United States President Donald Trump formally launched his 2020 re-election campaign Tuesday night before a jam-packed crowd in Orlando’s Amway Center arena.
After brief remarks by Vice President Mike Pence and First Lady Melania Trump, the president took the stage to chants of “USA!”and lashed out at the “unholy alliance of lobbyists and donors and special interests” who have been opposing his administration while “bleeding our country dry.”
“The swamp is fighting back so viciously and violently,” he said.
“For the last two and a half years, we have been under siege.”
While Trump has been an incredibly polarizing figure in both American and world politics, he should be viewed not as a radical departure from his predecessors but rather as a logical result of the capitalist system. He is simply the system unmasked.
Despite massive popular opposition to Trump’s policies and style, one group that has been consistently supportive of the president has been the American-based pro-Israel community, mostly comprising right-wing Diaspora Jews and fundamentalist Christians.
Many of these supporters are convinced that Donald Trump has been the most pro-Israel American president in history and very much hope to see him remain in the White House for four more years.
But regardless of whether Trump wins the 2020 election, his time in office will eventually come to an end and the pro-Israel community would do well to think strategically about what might come next for US-Israel relations.
Even if we ignore Trump’s empowering of American white nationalists or the fact that his administration’s plan for the Middle East will likely aim to force the partition of Eretz Yisrael, we must still acknowledge that even his moving the US embassy to Jerusalem and recognition of Israeli sovereignty over the Golan heights are reversible policies.
Therefore, even those die-hard Trump supporters within the pro-Israel community should focus all efforts on promoting and advocating for the president to allow a gradual shift towards ending US aid to Israel.
In addition to being an American government subsidy to its own arms industry, the aid Israel receives actually limits Israel’s independence and has for decades allowed Washington to infringe on Israel’s sovereignty.
Since the early 1970s, successive US administrations have placed heavy pressure on Israel’s leadership to comply with America’s foreign policy agenda – one that has often placed Israel in positions of weakness vis-à-vis our neighbors.
Using the aid as diplomatic leverage, American officials have succeeded in removing a number of Israeli leaders from office and pressuring others to comply with US demands.
In recent years, many Israeli prime ministers have begun to view themselves less as heads of an independent state and more as vassal rulers for a foreign power.
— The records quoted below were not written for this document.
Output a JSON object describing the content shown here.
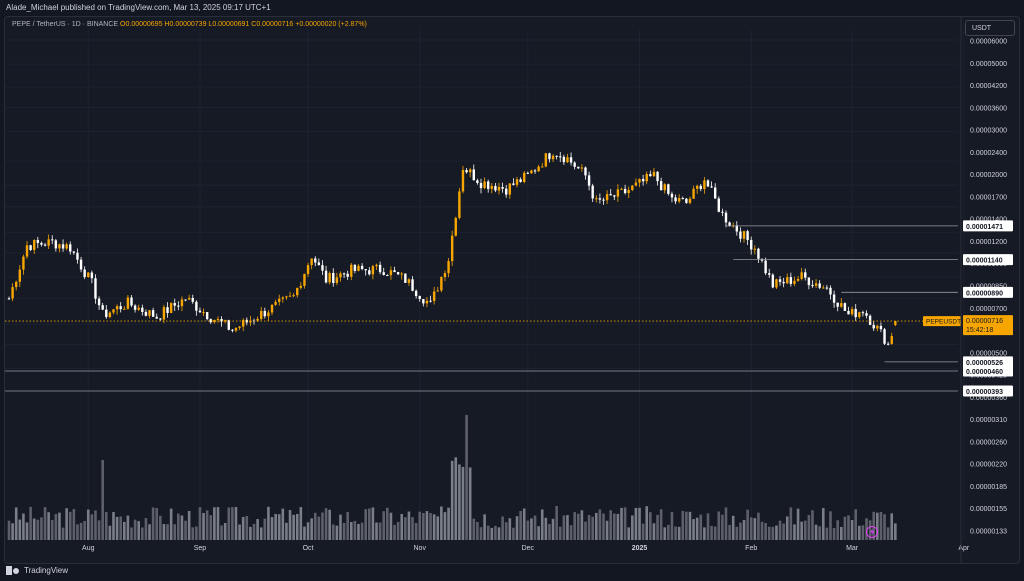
{
  "header": {
    "published": "Alade_Michael published on TradingView.com, Mar 13, 2025 09:17 UTC+1"
  },
  "legend": {
    "symbol": "PEPE / TetherUS · 1D · BINANCE",
    "open": "O0.00000695",
    "high": "H0.00000739",
    "low": "L0.00000691",
    "close": "C0.00000716",
    "change": "+0.00000020 (+2.87%)"
  },
  "currency_button": "USDT",
  "brand": "TradingView",
  "colors": {
    "up": "#f7a600",
    "down": "#ffffff",
    "background": "#161a25",
    "grid": "#1e2230",
    "price_tag": "#f7a600"
  },
  "chart_data": {
    "type": "candlestick",
    "scale": "log",
    "y_axis_ticks": [
      "0.00006000",
      "0.00005000",
      "0.00004200",
      "0.00003600",
      "0.00003000",
      "0.00002400",
      "0.00002000",
      "0.00001700",
      "0.00001400",
      "0.00001200",
      "0.00001000",
      "0.00000850",
      "0.00000700",
      "0.00000600",
      "0.00000500",
      "0.00000420",
      "0.00000360",
      "0.00000310",
      "0.00000260",
      "0.00000220",
      "0.00000185",
      "0.00000155",
      "0.00000133"
    ],
    "x_axis_ticks": [
      "Aug",
      "Sep",
      "Oct",
      "Nov",
      "Dec",
      "2025",
      "Feb",
      "Mar",
      "Apr"
    ],
    "horizontal_levels": [
      "0.00001471",
      "0.00001140",
      "0.00000890",
      "0.00000526",
      "0.00000460",
      "0.00000393"
    ],
    "last_price": {
      "symbol": "PEPEUSDT",
      "price": "0.00000716",
      "countdown": "15:42:18"
    },
    "volume": true,
    "anchors": [
      {
        "date": "2024-07-10",
        "close": 8.5e-06
      },
      {
        "date": "2024-07-15",
        "close": 1.27e-05
      },
      {
        "date": "2024-07-22",
        "close": 1.3e-05
      },
      {
        "date": "2024-07-27",
        "close": 1.25e-05
      },
      {
        "date": "2024-08-02",
        "close": 9.5e-06
      },
      {
        "date": "2024-08-05",
        "close": 7.5e-06
      },
      {
        "date": "2024-08-12",
        "close": 8.2e-06
      },
      {
        "date": "2024-08-20",
        "close": 7.4e-06
      },
      {
        "date": "2024-08-28",
        "close": 8.5e-06
      },
      {
        "date": "2024-09-04",
        "close": 7.4e-06
      },
      {
        "date": "2024-09-10",
        "close": 6.7e-06
      },
      {
        "date": "2024-09-20",
        "close": 7.8e-06
      },
      {
        "date": "2024-09-27",
        "close": 8.6e-06
      },
      {
        "date": "2024-10-02",
        "close": 1.18e-05
      },
      {
        "date": "2024-10-06",
        "close": 9.8e-06
      },
      {
        "date": "2024-10-13",
        "close": 1.05e-05
      },
      {
        "date": "2024-10-22",
        "close": 1.06e-05
      },
      {
        "date": "2024-10-28",
        "close": 9.8e-06
      },
      {
        "date": "2024-11-04",
        "close": 8.1e-06
      },
      {
        "date": "2024-11-09",
        "close": 1.15e-05
      },
      {
        "date": "2024-11-13",
        "close": 2.3e-05
      },
      {
        "date": "2024-11-18",
        "close": 2.05e-05
      },
      {
        "date": "2024-11-25",
        "close": 1.95e-05
      },
      {
        "date": "2024-12-01",
        "close": 2.15e-05
      },
      {
        "date": "2024-12-08",
        "close": 2.6e-05
      },
      {
        "date": "2024-12-12",
        "close": 2.45e-05
      },
      {
        "date": "2024-12-17",
        "close": 2.15e-05
      },
      {
        "date": "2024-12-20",
        "close": 1.75e-05
      },
      {
        "date": "2024-12-28",
        "close": 1.9e-05
      },
      {
        "date": "2025-01-05",
        "close": 2.15e-05
      },
      {
        "date": "2025-01-10",
        "close": 1.8e-05
      },
      {
        "date": "2025-01-14",
        "close": 1.75e-05
      },
      {
        "date": "2025-01-19",
        "close": 2.1e-05
      },
      {
        "date": "2025-01-24",
        "close": 1.6e-05
      },
      {
        "date": "2025-02-02",
        "close": 1.25e-05
      },
      {
        "date": "2025-02-07",
        "close": 9.4e-06
      },
      {
        "date": "2025-02-15",
        "close": 1e-05
      },
      {
        "date": "2025-02-22",
        "close": 9.2e-06
      },
      {
        "date": "2025-02-28",
        "close": 7.5e-06
      },
      {
        "date": "2025-03-04",
        "close": 7.8e-06
      },
      {
        "date": "2025-03-10",
        "close": 6.3e-06
      },
      {
        "date": "2025-03-11",
        "close": 6e-06
      },
      {
        "date": "2025-03-13",
        "close": 7.1e-06
      }
    ]
  }
}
Rather than act in the interest of their people, these leaders have often sought American approval for major policy decisions, especially those pertaining to diplomacy, trade, national defense and our homeland.
Israel’s already tenuous situation became worse when former US President Barack Obama deepened Jerusalem’s dependency on Washington with a ten year $38 billion memorandum of understanding agreed upon during the final year of his administration. This new MOU allocates $3.3 billion in military financing and $500 million in missile defense each year to Israel while altering the previous terms of the aid Israel receives.
Until Obama’s MOU, roughly 25% of the aid, adding up to billions of shekels per year, could be spent on local Israeli products while three quarters of the money had to be spent on American arms and equipment often more expensive and qualitatively inferior to their Israeli equivalents.
But according to the new agreement that began this fiscal year, 100% of military aid will have to be spent on American products, resulting in major losses for Israeli defense companies that have essentially lost their own military as a client.
Foreign aid is generally used by Washington as a means of controlling developing countries viewed as strategically important to US interests while at the same time funneling most of the money back to American companies (arms, oil, construction, etc.). Once dependent on the money, these countries tend to come under the control of the US and are bullied into cooperating with Washington’s imperialist policies.
A nation cannot be both dependent and independent. Decades of receiving US aid has eroded Israeli sovereignty and placed the Jewish state in a situation of economic and military dependency that has given American leaders dominion over nearly all areas of Israeli policy. If Jerusalem can achieve independence by the time Trump leaves office, his successors will have far less control.
Rather than concern ourselves with whether Israel will have a benevolent or hostile emperor in Washington, we should focus our energies on actually obtaining freedom.
If Trump is truly as good a friend to the people of Israel as he likes to profess, facilitating a smooth transition towards complete Israeli independence before he leaves office would be the best way to substantively show it.